48 hours piece on adoption

This week, the CBS News documentary series, 48 hours, did a powerful piece on a series of Samoan adoptions that likely involved fraud.

I comment on it because many of the principals in this alleged scam were evidently Mormon. One wore a BYU hat in a photo. He was clearly portrayed as a villain in the piece. Yet, no where was the Mormon connection made very explicit. As such, I give credit to CBS News. The news network had the chance to tie into much of the worst of Mormon stereotype involving race and supposedly deceptive practices and refused to do so.

Like any good Mormon, I am appalled by what has happened here and the religion of these people had nothing material to do with what happened.

Alas, I also recommend to viewers that they read the documentary to go online and read the deeply personal criticism of CBS by the adoptive families in the comments log that follows the piece.

Thursday, December 3, 2009

Wow ....

Blatant disrespect for divergent beliefs among those various denominations calling themselves Mormon was evident in the U.K. this week in its newspaper, The People.
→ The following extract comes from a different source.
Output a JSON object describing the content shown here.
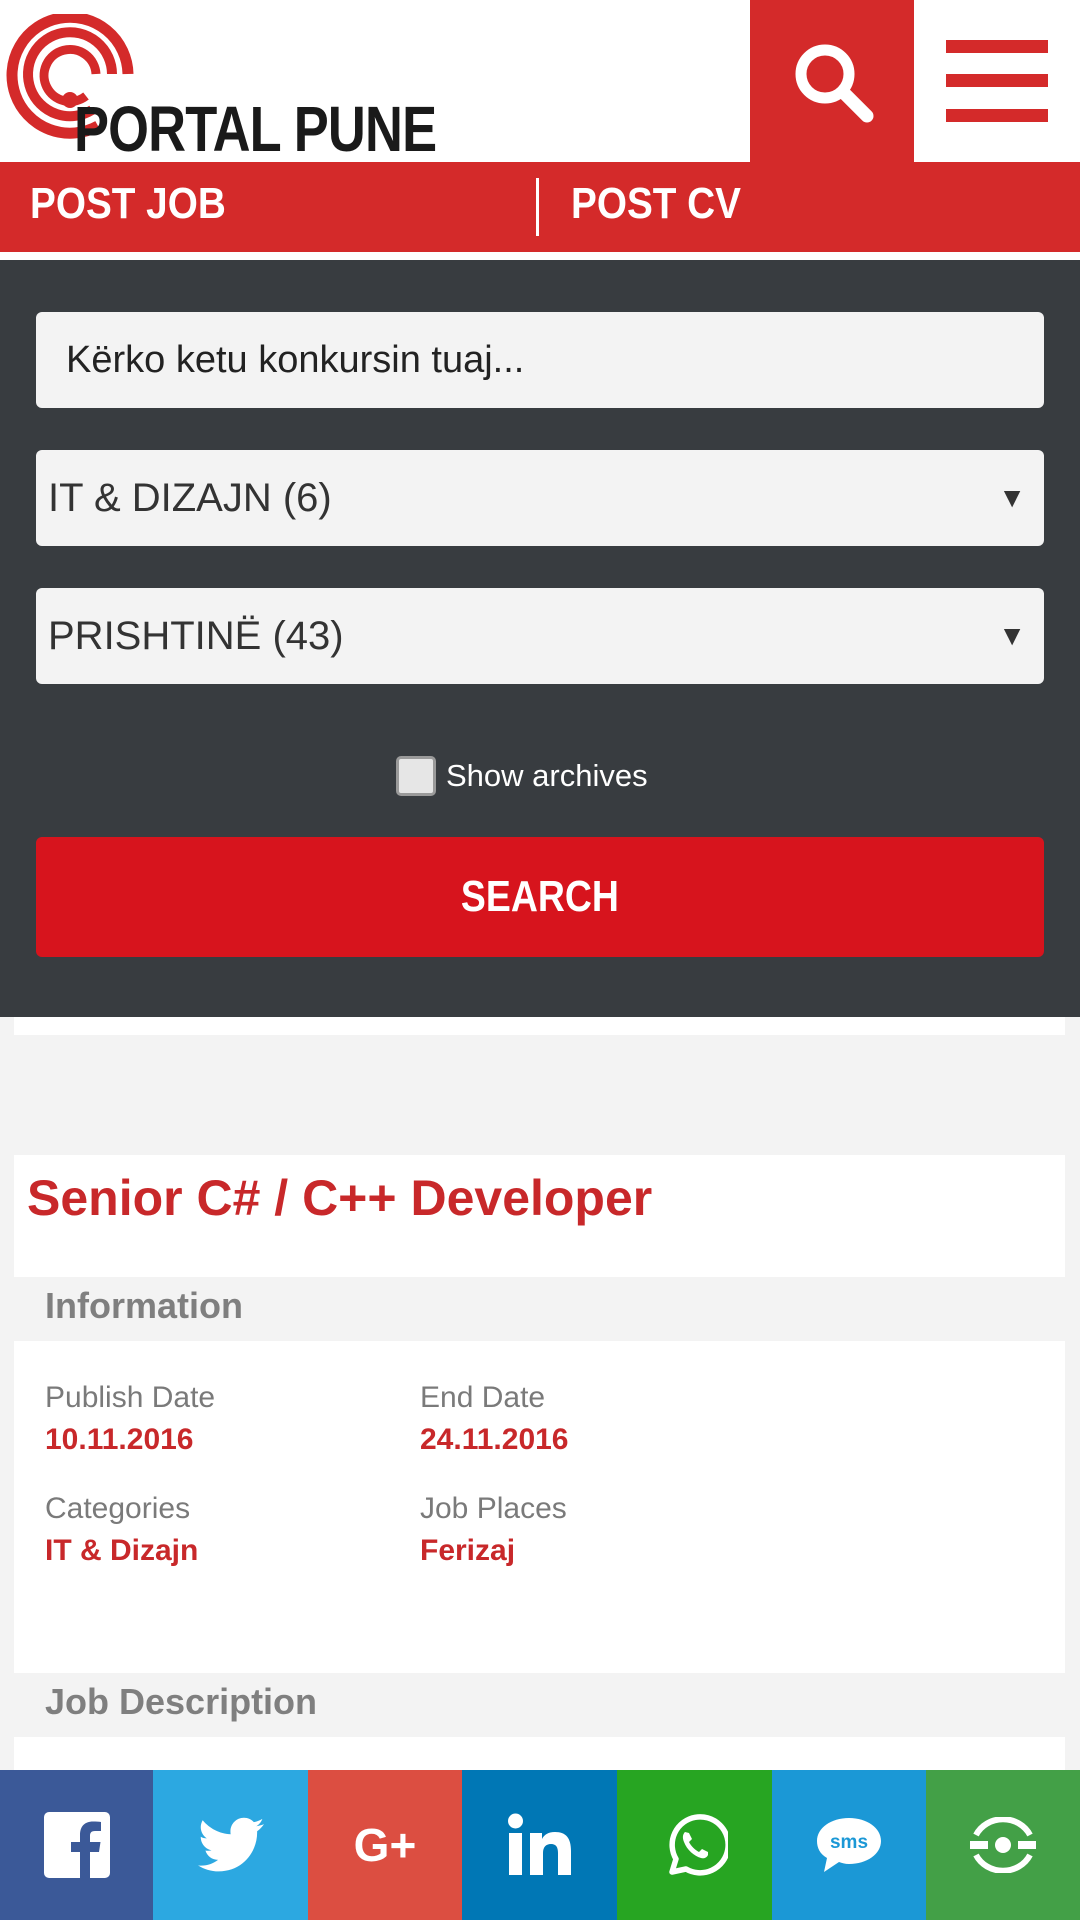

A news brief reporting on a change in immigration law said the following:

"Muslim and Mormon immigrants are to be barred from bringing their HAREMS into Britain."

No where did the article say anything about LDS beliefs having outlawed polygamy or that polygamous "Mormons" represent a tiny minority. If anything, this shows that the old connection between Mormons and Muslims, has not died in international reporting and is another evidence that the international press is far harder on Mormons than the American press.

Thursday, October 29, 2009

A new report on Prop 8

The Heritage Foundation has issued a new report on the discrimination faced by supporters of Proposition 8. It is a powerful assertion of vicious anti-democratic approaches to an important issues. A worthwhile read for all Latter-day Saints and those interested in civil society.

In defense of the press, many of the stories in the report were reported by the news media.

Read the report here.

Monday, October 12, 2009

Sad News in New England

A vicious, stabbing, random murder in New England involves a young suspect who is Latter-day Saint, who reportedly had been considering a mission. A horrific crime that seems to have no explanation.

The heart-wrenching nature of this tale must have caused many broken hearts. I have read a few reports about this and see nothing too bigoted in the coverage of Mormons -- indeed, one article seemed to blame that fact that the young suspect had a hard time fitting in, almost as though the community somehow shared some blame for this atrocity, assuming the young man is guilty of what is alleged. While such a linkage between a Mormon missionary and murder is frustrating, but isn't the fault of the press.

Alas, what often riles Latter-day Saints is when the press reports that a suspect is Mormon, but not the religion of other suspects. I am not very troubled by this, actually, for two reasons:

First, as Latter-day Saints, we wish to be seen as examples, as a light on a hill and a peculiar people. If we are to wish that, we should accept the other parts of it, when our members go wrong.

Second, as a Mormon and journalist, I am aware of times where journalists haven't identified Mormons in print, even when there might be nominal news value in doing so. I am aware of a time or two when such coverage may have hurt the church, actually, but wasn't printed as a connection. So, to be fair, journalists generally do follow professional norms in ways that readers don't always understand.

So, no need to complain of the linkage here. It seems relevant to this story -- how could a good kid go bad?

Beyond that, one of the great challenges of being a peculiar people who has suffered persecution, can be a kind of group-think and sense of persecution that can lead to lashing out and pain to others. It can be dangerously isolating. As an LDS member, this sad story again demonstrates the need we have in using care, especially around our teens, in telling the stories of Mormon persecution.

God bless the families involved in this travesty.